New lines to enable the company to supply defatted BSF meal should be installed in the coming months. The CEO wants that process to be solvent free to avoid the challenges of chemical disposal.
The larvae growing step within InsectiPro's business model is decentralized, with production units set up at partner sites including waste generators or feed producers. Egg production is fully controlled, centrally. Hygiene, quality control and compliance teams ensure microbial safety, added the founder.
The rearing substrates used in InsectiPro's process correspond with EU insect production norms. “Technically, in Kenya, there are no restrictions, but we keep our insects vegetarian, for now, to adhere to current EU regulation."
However, the company carried out trials using slaughterhouse waste, and saw "amazing results", with similar findings in relation to using fish waste as feedstocks.

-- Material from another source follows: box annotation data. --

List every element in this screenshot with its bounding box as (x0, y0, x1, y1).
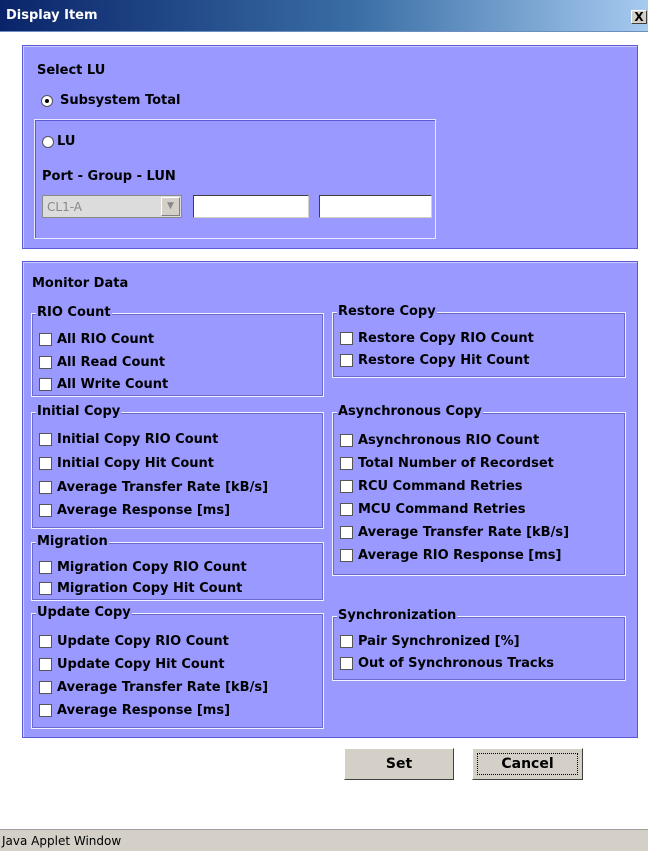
checkbox[interactable] (340, 503, 353, 516)
window-title: Display Item (6, 8, 98, 23)
checkbox-label[interactable]: Out of Synchronous Tracks (358, 655, 554, 673)
checkbox-label[interactable]: Restore Copy RIO Count (358, 330, 534, 348)
update-copy-label: Update Copy (36, 605, 132, 621)
checkbox[interactable] (39, 658, 52, 671)
checkbox-label[interactable]: Average Transfer Rate [kB/s] (358, 524, 569, 542)
close-button[interactable]: X (631, 10, 647, 24)
rio-count-group: RIO Count All RIO Count All Read Count A… (31, 305, 324, 397)
checkbox[interactable] (39, 457, 52, 470)
lu-group-box: LU Port - Group - LUN CL1-A ▼ (34, 119, 436, 239)
subsystem-total-radio[interactable] (41, 95, 53, 107)
initial-copy-group: Initial Copy Initial Copy RIO Count Init… (31, 404, 324, 529)
checkbox[interactable] (340, 457, 353, 470)
checkbox-label[interactable]: Average Transfer Rate [kB/s] (57, 479, 268, 497)
checkbox-label[interactable]: Migration Copy RIO Count (57, 559, 247, 577)
set-button[interactable]: Set (344, 748, 454, 780)
checkbox-label[interactable]: Pair Synchronized [%] (358, 633, 520, 651)
port-select-value: CL1-A (47, 200, 82, 214)
checkbox[interactable] (39, 481, 52, 494)
checkbox[interactable] (39, 378, 52, 391)
asynchronous-copy-label: Asynchronous Copy (337, 404, 483, 420)
checkbox-label[interactable]: RCU Command Retries (358, 478, 523, 496)
checkbox[interactable] (39, 433, 52, 446)
checkbox[interactable] (340, 657, 353, 670)
checkbox[interactable] (340, 526, 353, 539)
checkbox[interactable] (39, 561, 52, 574)
checkbox-label[interactable]: Average RIO Response [ms] (358, 547, 561, 565)
checkbox-label[interactable]: Average Response [ms] (57, 702, 230, 720)
lu-radio[interactable] (42, 136, 54, 148)
checkbox-label[interactable]: Total Number of Recordset (358, 455, 554, 473)
checkbox-label[interactable]: Update Copy RIO Count (57, 633, 229, 651)
subsystem-total-label[interactable]: Subsystem Total (60, 93, 181, 108)
radio-selected-dot (45, 99, 49, 103)
asynchronous-copy-group: Asynchronous Copy Asynchronous RIO Count… (332, 404, 626, 576)
cancel-button-label: Cancel (501, 756, 554, 772)
lun-input[interactable] (319, 195, 432, 218)
select-lu-panel: Select LU Subsystem Total LU Port - Grou… (22, 45, 638, 249)
checkbox[interactable] (340, 354, 353, 367)
checkbox-label[interactable]: Migration Copy Hit Count (57, 580, 242, 598)
close-icon: X (634, 10, 644, 24)
checkbox[interactable] (340, 332, 353, 345)
checkbox-label[interactable]: Average Transfer Rate [kB/s] (57, 679, 268, 697)
rio-count-label: RIO Count (36, 305, 112, 321)
checkbox[interactable] (340, 549, 353, 562)
checkbox[interactable] (39, 582, 52, 595)
migration-label: Migration (36, 534, 109, 550)
checkbox[interactable] (39, 504, 52, 517)
checkbox-label[interactable]: Average Response [ms] (57, 502, 230, 520)
title-bar: Display Item X (0, 0, 648, 32)
checkbox-label[interactable]: MCU Command Retries (358, 501, 525, 519)
checkbox-label[interactable]: All Write Count (57, 376, 168, 394)
checkbox-label[interactable]: All RIO Count (57, 331, 154, 349)
checkbox[interactable] (340, 635, 353, 648)
checkbox[interactable] (340, 480, 353, 493)
checkbox[interactable] (39, 356, 52, 369)
checkbox[interactable] (340, 434, 353, 447)
checkbox-label[interactable]: Restore Copy Hit Count (358, 352, 530, 370)
set-button-label: Set (385, 756, 413, 772)
status-text: Java Applet Window (2, 834, 122, 848)
restore-copy-label: Restore Copy (337, 304, 437, 320)
lu-label[interactable]: LU (57, 134, 75, 149)
checkbox-label[interactable]: All Read Count (57, 354, 165, 372)
checkbox[interactable] (39, 333, 52, 346)
initial-copy-label: Initial Copy (36, 404, 122, 420)
monitor-data-panel: Monitor Data RIO Count All RIO Count All… (22, 261, 638, 738)
checkbox-label[interactable]: Update Copy Hit Count (57, 656, 225, 674)
synchronization-group: Synchronization Pair Synchronized [%] Ou… (332, 608, 626, 681)
migration-group: Migration Migration Copy RIO Count Migra… (31, 534, 324, 601)
select-lu-heading: Select LU (37, 63, 106, 78)
synchronization-label: Synchronization (337, 608, 458, 624)
checkbox-label[interactable]: Initial Copy Hit Count (57, 455, 214, 473)
restore-copy-group: Restore Copy Restore Copy RIO Count Rest… (332, 304, 626, 378)
group-input[interactable] (193, 195, 309, 218)
checkbox-label[interactable]: Initial Copy RIO Count (57, 431, 218, 449)
port-select[interactable]: CL1-A ▼ (42, 195, 182, 218)
status-bar: Java Applet Window (0, 829, 648, 851)
chevron-down-icon[interactable]: ▼ (161, 197, 180, 216)
checkbox[interactable] (39, 681, 52, 694)
checkbox[interactable] (39, 704, 52, 717)
update-copy-group: Update Copy Update Copy RIO Count Update… (31, 605, 324, 729)
checkbox[interactable] (39, 635, 52, 648)
cancel-button[interactable]: Cancel (472, 748, 583, 780)
checkbox-label[interactable]: Asynchronous RIO Count (358, 432, 539, 450)
port-group-lun-label: Port - Group - LUN (42, 169, 176, 184)
monitor-data-heading: Monitor Data (32, 276, 129, 291)
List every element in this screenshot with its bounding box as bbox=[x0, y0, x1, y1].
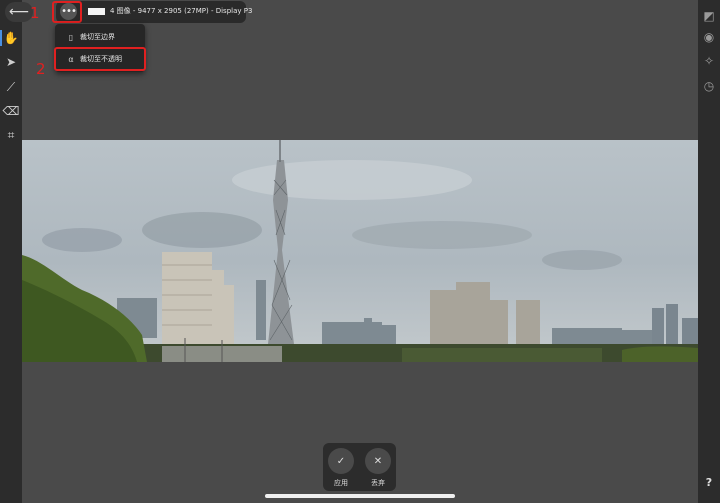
hand-icon[interactable]: ✋ bbox=[0, 30, 19, 46]
discard-button[interactable]: ✕ bbox=[365, 448, 391, 474]
eraser-icon[interactable]: ⌫ bbox=[3, 103, 20, 119]
image-adjust-icon[interactable]: ◩ bbox=[701, 8, 717, 24]
menu-item-crop-to-bounds[interactable]: ▯ 裁切至边界 bbox=[55, 26, 145, 48]
document-info: 4 图像 - 9477 x 2905 (27MP) - Display P3 bbox=[110, 7, 253, 15]
annotation-number-2: 2 bbox=[36, 60, 46, 78]
left-toolbar: ✋ ➤ ⟋ ⌫ ⌗ bbox=[0, 0, 22, 503]
crop-to-bounds-icon: ▯ bbox=[68, 32, 74, 42]
home-indicator[interactable] bbox=[265, 494, 455, 498]
camera-icon[interactable]: ◉ bbox=[701, 29, 717, 45]
crop-icon[interactable]: ⌗ bbox=[3, 127, 19, 143]
annotation-box-2 bbox=[54, 47, 146, 71]
sparkle-icon[interactable]: ✧ bbox=[701, 53, 717, 69]
annotation-box-1 bbox=[52, 1, 82, 23]
canvas-image[interactable] bbox=[22, 140, 698, 362]
back-button[interactable]: ⟵ bbox=[5, 2, 33, 22]
apply-label: 应用 bbox=[334, 479, 348, 487]
crop-action-panel: ✓ 应用 ✕ 丢弃 bbox=[323, 443, 396, 491]
apply-button[interactable]: ✓ bbox=[328, 448, 354, 474]
help-button[interactable]: ? bbox=[701, 475, 717, 491]
move-arrow-icon[interactable]: ➤ bbox=[3, 54, 19, 70]
brush-icon[interactable]: ⟋ bbox=[3, 79, 19, 95]
affinity-photo-workspace: ✋ ➤ ⟋ ⌫ ⌗ ◩ ◉ ✧ ◷ ? ⟵ ••• 4 图像 - 9477 x … bbox=[0, 0, 720, 503]
document-thumbnail bbox=[88, 8, 105, 15]
right-toolbar: ◩ ◉ ✧ ◷ ? bbox=[698, 0, 720, 503]
annotation-number-1: 1 bbox=[30, 4, 40, 22]
panorama-photo bbox=[22, 140, 698, 362]
discard-label: 丢弃 bbox=[371, 479, 385, 487]
menu-item-label: 裁切至边界 bbox=[80, 33, 115, 41]
history-clock-icon[interactable]: ◷ bbox=[701, 78, 717, 94]
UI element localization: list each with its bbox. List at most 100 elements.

InsectiPro has also been evaluating its BSF meal in feed inclusion trials in conjunction with Nutreco and Unga, two of its partners in the East Africa focused project, The FeedTech Impact Cluster.
That initiative comprises leading Dutch and Kenyan entities active in various areas of the East African feed value chain. The consortium conducts studies, performs feed trials, demonstrates best feed production and usage practices to feed millers and farmers. The idea is that by working together, knowledge and expertise are shared.